尾牙の会場は毎年変わるが、その年は台北市内のHard Rock Cafeを貸しきって開催された。広くてお洒落なフロアに300人ほどが集まり、それはにぎやかに盛り上がった。リーの姿を常に探し、彼が現れた時は舞い上がる気分だった。
リーなど職位の高い幹部たちは中央ステージに近い席にだいたい集まっていた。社長、本社幹部や各支社の支社長などを知らない社員はおらず、その存在感も大きく、社内では「有名人」の待遇だった。年齢は私より2歳上なだけだが、そんなリーに私は深い憧憬と誇りを感じていた。

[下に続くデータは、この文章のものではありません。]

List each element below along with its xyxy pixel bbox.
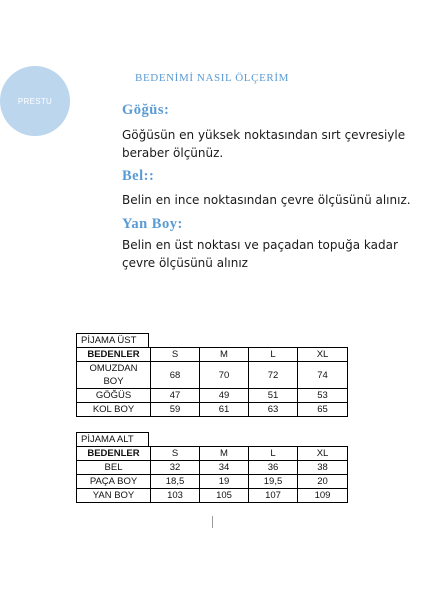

時々会場を歩き回り、リーもやがて私に気づき、軽く挨拶を交わした。
あまりに盛大で、閉会の際には疲労感すら感じたが、思いがけないことが起こった。会場を出ようと出口に向かう途中、リーが私を認め、こう言ったのだ。日本語だった。
「酔っ払ってしまいました。」
本当に呂律がまわっていない。ニコニコ愉快に笑っている。そして、
「旧正月にまた台湾に帰って来るよ。その時、君を誘うから。」
思いがけないうれしい出来事を中国語で「驚喜」と言う。
外は結構冷える台湾の冬の夜に、驚喜が舞い降りて来たのだった。